ORiS, la startup deeptech torinese decolla
La startup deeptech torinese ORiS (Orbital Recharge in Space) ha raccolto 5 milioni di euro per sviluppare la propria tecnologia di trasmissione wireless dell’energia nello spazio. Il round pre-seed da 4,5 milioni è stato guidato da Earlybird e co-guidato da Pitchdrive, con la partecipazione di Galaxia, Vento e Fondo Piemonte Next. A questi si aggiunge un grant da 500 mila euro della Regione Piemonte.
Fondata nel 2024 da quattro ingegneri aerospaziali del Politecnico di Torino, ORiS sviluppa sistemi laser per trasferire energia tra satelliti e ricaricarli direttamente in orbita. L’obiettivo è creare una rete di distribuzione energetica spaziale che possa estendere la vita operativa dei satelliti e aumentarne la capacità di utilizzo.
I fondi serviranno a potenziare il team, sviluppare i sottosistemi tecnologici e realizzare nuovi laboratori e clean room.

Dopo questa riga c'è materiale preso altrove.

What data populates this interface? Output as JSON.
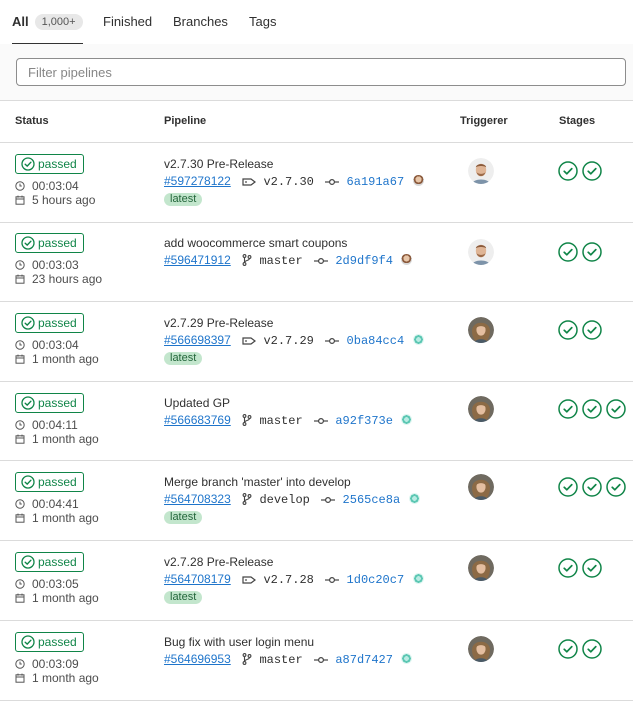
{
  "tabs": [
    {
      "label": "All",
      "count": "1,000+"
    },
    {
      "label": "Finished"
    },
    {
      "label": "Branches"
    },
    {
      "label": "Tags"
    }
  ],
  "filter": {
    "placeholder": "Filter pipelines",
    "value": ""
  },
  "columns": {
    "status": "Status",
    "pipeline": "Pipeline",
    "triggerer": "Triggerer",
    "stages": "Stages"
  },
  "colors": {
    "success": "#108548",
    "link": "#1f75cb",
    "latest_bg": "#c3e6cd"
  },
  "rows": [
    {
      "status": "passed",
      "duration": "00:03:04",
      "finished": "5 hours ago",
      "title": "v2.7.30 Pre-Release",
      "id": "#597278122",
      "ref_type": "tag",
      "ref": "v2.7.30",
      "sha": "6a191a67",
      "commit_avatar": "face",
      "latest": "latest",
      "triggerer": "man",
      "stages": 2
    },
    {
      "status": "passed",
      "duration": "00:03:03",
      "finished": "23 hours ago",
      "title": "add woocommerce smart coupons",
      "id": "#596471912",
      "ref_type": "branch",
      "ref": "master",
      "sha": "2d9df9f4",
      "commit_avatar": "face",
      "latest": "",
      "triggerer": "man",
      "stages": 2
    },
    {
      "status": "passed",
      "duration": "00:03:04",
      "finished": "1 month ago",
      "title": "v2.7.29 Pre-Release",
      "id": "#566698397",
      "ref_type": "tag",
      "ref": "v2.7.29",
      "sha": "0ba84cc4",
      "commit_avatar": "gear",
      "latest": "latest",
      "triggerer": "woman",
      "stages": 2
    },
    {
      "status": "passed",
      "duration": "00:04:11",
      "finished": "1 month ago",
      "title": "Updated GP",
      "id": "#566683769",
      "ref_type": "branch",
      "ref": "master",
      "sha": "a92f373e",
      "commit_avatar": "gear",
      "latest": "",
      "triggerer": "woman",
      "stages": 3
    },
    {
      "status": "passed",
      "duration": "00:04:41",
      "finished": "1 month ago",
      "title": "Merge branch 'master' into develop",
      "id": "#564708323",
      "ref_type": "branch",
      "ref": "develop",
      "sha": "2565ce8a",
      "commit_avatar": "gear",
      "latest": "latest",
      "triggerer": "woman",
      "stages": 3
    },
    {
      "status": "passed",
      "duration": "00:03:05",
      "finished": "1 month ago",
      "title": "v2.7.28 Pre-Release",
      "id": "#564708179",
      "ref_type": "tag",
      "ref": "v2.7.28",
      "sha": "1d0c20c7",
      "commit_avatar": "gear",
      "latest": "latest",
      "triggerer": "woman",
      "stages": 2
    },
    {
      "status": "passed",
      "duration": "00:03:09",
      "finished": "1 month ago",
      "title": "Bug fix with user login menu",
      "id": "#564696953",
      "ref_type": "branch",
      "ref": "master",
      "sha": "a87d7427",
      "commit_avatar": "gear",
      "latest": "",
      "triggerer": "woman",
      "stages": 2
    }
  ]
}
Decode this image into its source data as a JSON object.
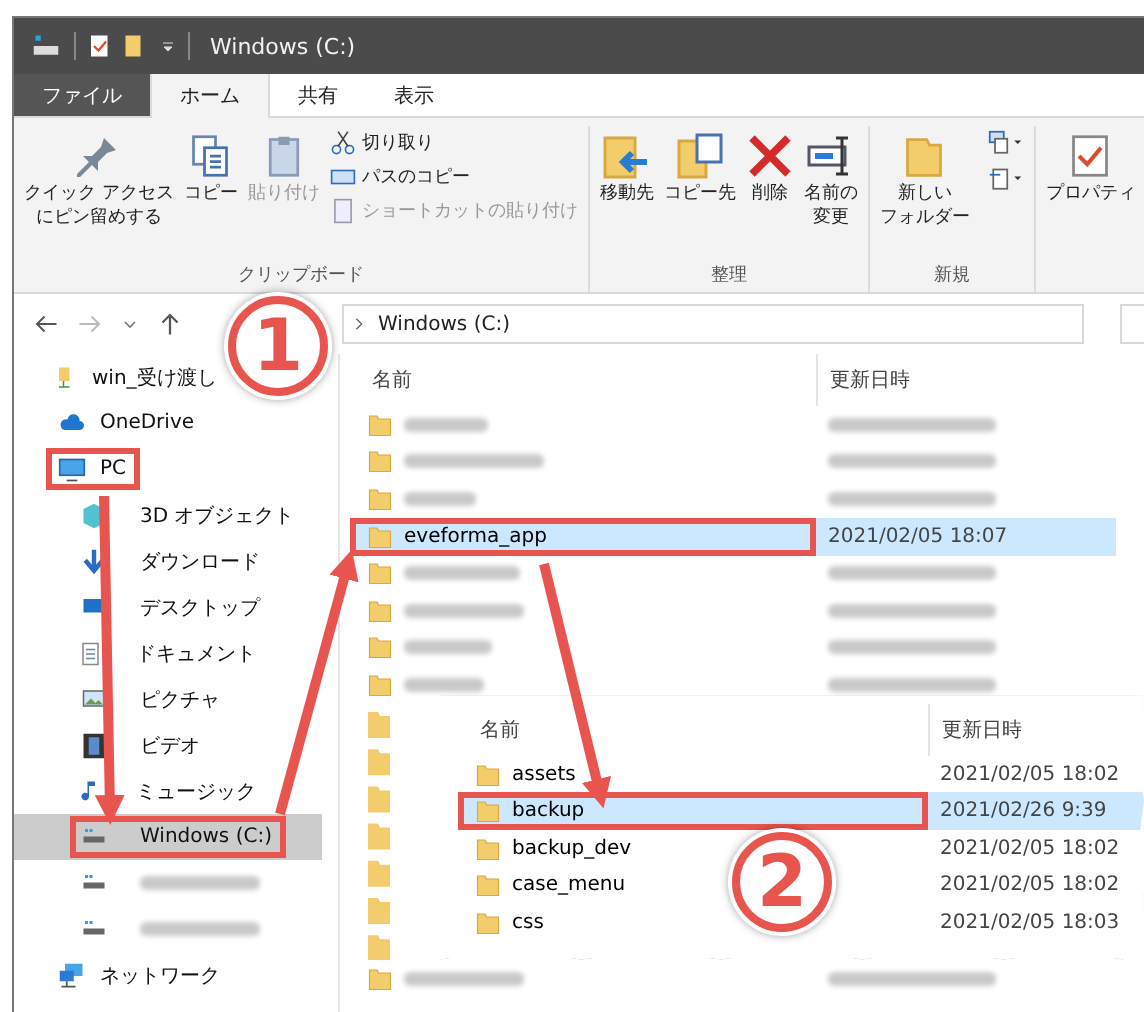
{
  "window": {
    "title": "Windows (C:)"
  },
  "ribbon_tabs": [
    {
      "label": "ファイル",
      "kind": "file",
      "selected": false
    },
    {
      "label": "ホーム",
      "kind": "tab",
      "selected": true
    },
    {
      "label": "共有",
      "kind": "tab",
      "selected": false
    },
    {
      "label": "表示",
      "kind": "tab",
      "selected": false
    }
  ],
  "ribbon_groups": [
    {
      "label": "クリップボード",
      "buttons": [
        {
          "lines": [
            "クイック アクセス",
            "にピン留めする"
          ],
          "kind": "pin",
          "disabled": false
        },
        {
          "lines": [
            "コピー"
          ],
          "kind": "copy",
          "disabled": false
        },
        {
          "lines": [
            "貼り付け"
          ],
          "kind": "paste",
          "disabled": true
        }
      ],
      "small_buttons": [
        {
          "label": "切り取り",
          "kind": "cut",
          "disabled": false
        },
        {
          "label": "パスのコピー",
          "kind": "path",
          "disabled": false
        },
        {
          "label": "ショートカットの貼り付け",
          "kind": "shortcut",
          "disabled": true
        }
      ]
    },
    {
      "label": "整理",
      "buttons": [
        {
          "lines": [
            "移動先"
          ],
          "kind": "move",
          "disabled": false
        },
        {
          "lines": [
            "コピー先"
          ],
          "kind": "copyto",
          "disabled": false
        },
        {
          "lines": [
            "削除"
          ],
          "kind": "delete",
          "disabled": false
        },
        {
          "lines": [
            "名前の",
            "変更"
          ],
          "kind": "rename",
          "disabled": false
        }
      ]
    },
    {
      "label": "新規",
      "buttons": [
        {
          "lines": [
            "新しい",
            "フォルダー"
          ],
          "kind": "folder",
          "disabled": false
        }
      ],
      "small_buttons": [
        {
          "kind": "newitem"
        },
        {
          "kind": "easyaccess"
        }
      ]
    },
    {
      "buttons": [
        {
          "lines": [
            "プロパティ"
          ],
          "kind": "props",
          "disabled": false
        }
      ]
    }
  ],
  "address": {
    "crumbs": [
      "Windows (C:)"
    ]
  },
  "sidebar": [
    {
      "label": "win_受け渡し",
      "kind": "share",
      "selected": false,
      "boxed": false
    },
    {
      "label": "OneDrive",
      "kind": "cloud",
      "selected": false,
      "boxed": false
    },
    {
      "label": "PC",
      "kind": "pc",
      "selected": false,
      "boxed": true,
      "children": [
        {
          "label": "3D オブジェクト",
          "kind": "cube",
          "selected": false,
          "boxed": false
        },
        {
          "label": "ダウンロード",
          "kind": "download",
          "selected": false,
          "boxed": false
        },
        {
          "label": "デスクトップ",
          "kind": "desktop",
          "selected": false,
          "boxed": false
        },
        {
          "label": "ドキュメント",
          "kind": "doc",
          "selected": false,
          "boxed": false
        },
        {
          "label": "ピクチャ",
          "kind": "picture",
          "selected": false,
          "boxed": false
        },
        {
          "label": "ビデオ",
          "kind": "video",
          "selected": false,
          "boxed": false
        },
        {
          "label": "ミュージック",
          "kind": "music",
          "selected": false,
          "boxed": false
        },
        {
          "label": "Windows (C:)",
          "kind": "drive",
          "selected": true,
          "boxed": true
        },
        {
          "kind": "blurred-drive",
          "selected": false,
          "boxed": false
        },
        {
          "kind": "blurred-drive",
          "selected": false,
          "boxed": false
        }
      ]
    },
    {
      "label": "ネットワーク",
      "kind": "network",
      "selected": false,
      "boxed": false
    }
  ],
  "file_list": {
    "columns": [
      "名前",
      "更新日時"
    ],
    "rows": [
      {
        "kind": "blurred"
      },
      {
        "kind": "blurred"
      },
      {
        "kind": "blurred"
      },
      {
        "kind": "file",
        "name": "eveforma_app",
        "date": "2021/02/05 18:07",
        "selected": true,
        "boxed": true
      },
      {
        "kind": "blurred"
      },
      {
        "kind": "blurred"
      },
      {
        "kind": "blurred"
      },
      {
        "kind": "blurred"
      }
    ],
    "last_row": {
      "kind": "blurred"
    }
  },
  "inset": {
    "columns": [
      "名前",
      "更新日時"
    ],
    "rows": [
      {
        "name": "assets",
        "date": "2021/02/05 18:02",
        "selected": false,
        "boxed": false
      },
      {
        "name": "backup",
        "date": "2021/02/26 9:39",
        "selected": true,
        "boxed": true
      },
      {
        "name": "backup_dev",
        "date": "2021/02/05 18:02",
        "selected": false,
        "boxed": false
      },
      {
        "name": "case_menu",
        "date": "2021/02/05 18:02",
        "selected": false,
        "boxed": false
      },
      {
        "name": "css",
        "date": "2021/02/05 18:03",
        "selected": false,
        "boxed": false
      }
    ]
  },
  "step_badges": [
    {
      "label": "1"
    },
    {
      "label": "2"
    }
  ]
}
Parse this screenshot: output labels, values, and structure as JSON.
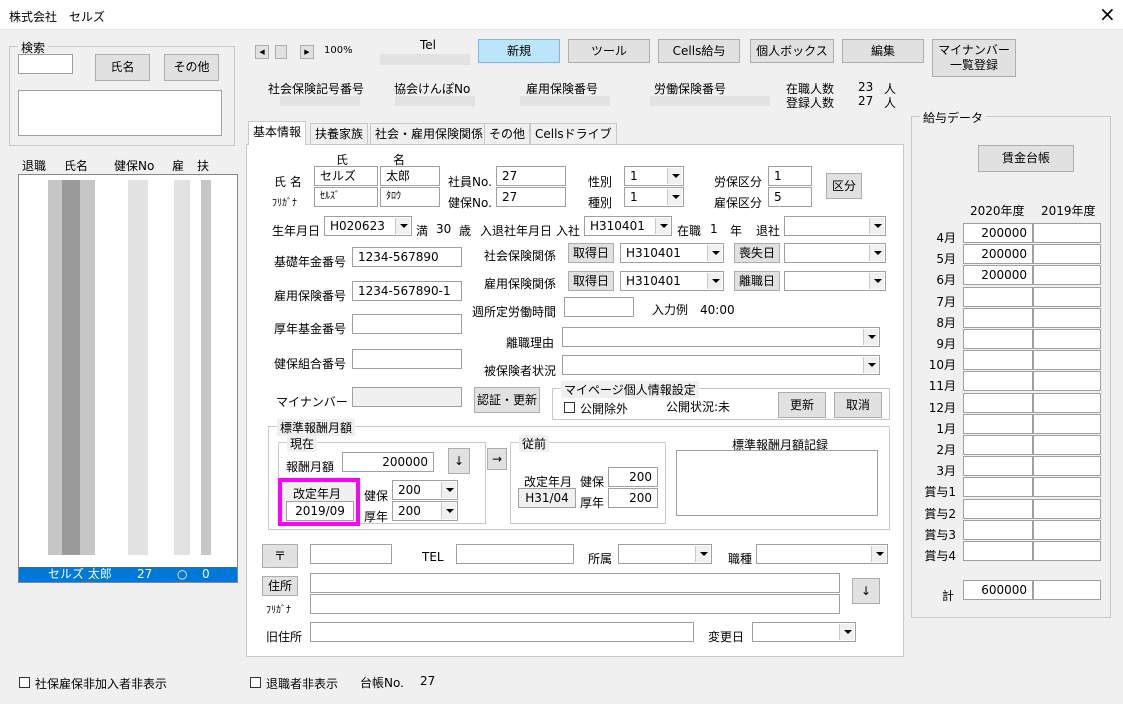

La startup sta inoltre lavorando al primo flight model per una missione prevista nel 2027, che dovrà dimostrare la trasmissione wireless di energia tra due satelliti a 10 metri di distanza.
La tecnologia è già stata testata con LOONA, piattaforma sviluppata nel programma NATO DIANA, che ha permesso a ORiS di dimostrare il trasferimento di energia a un drone in volo a oltre 100 metri di distanza. Tra le applicazioni future anche la trasmissione di energia verso rover e altri asset sulla superficie lunare.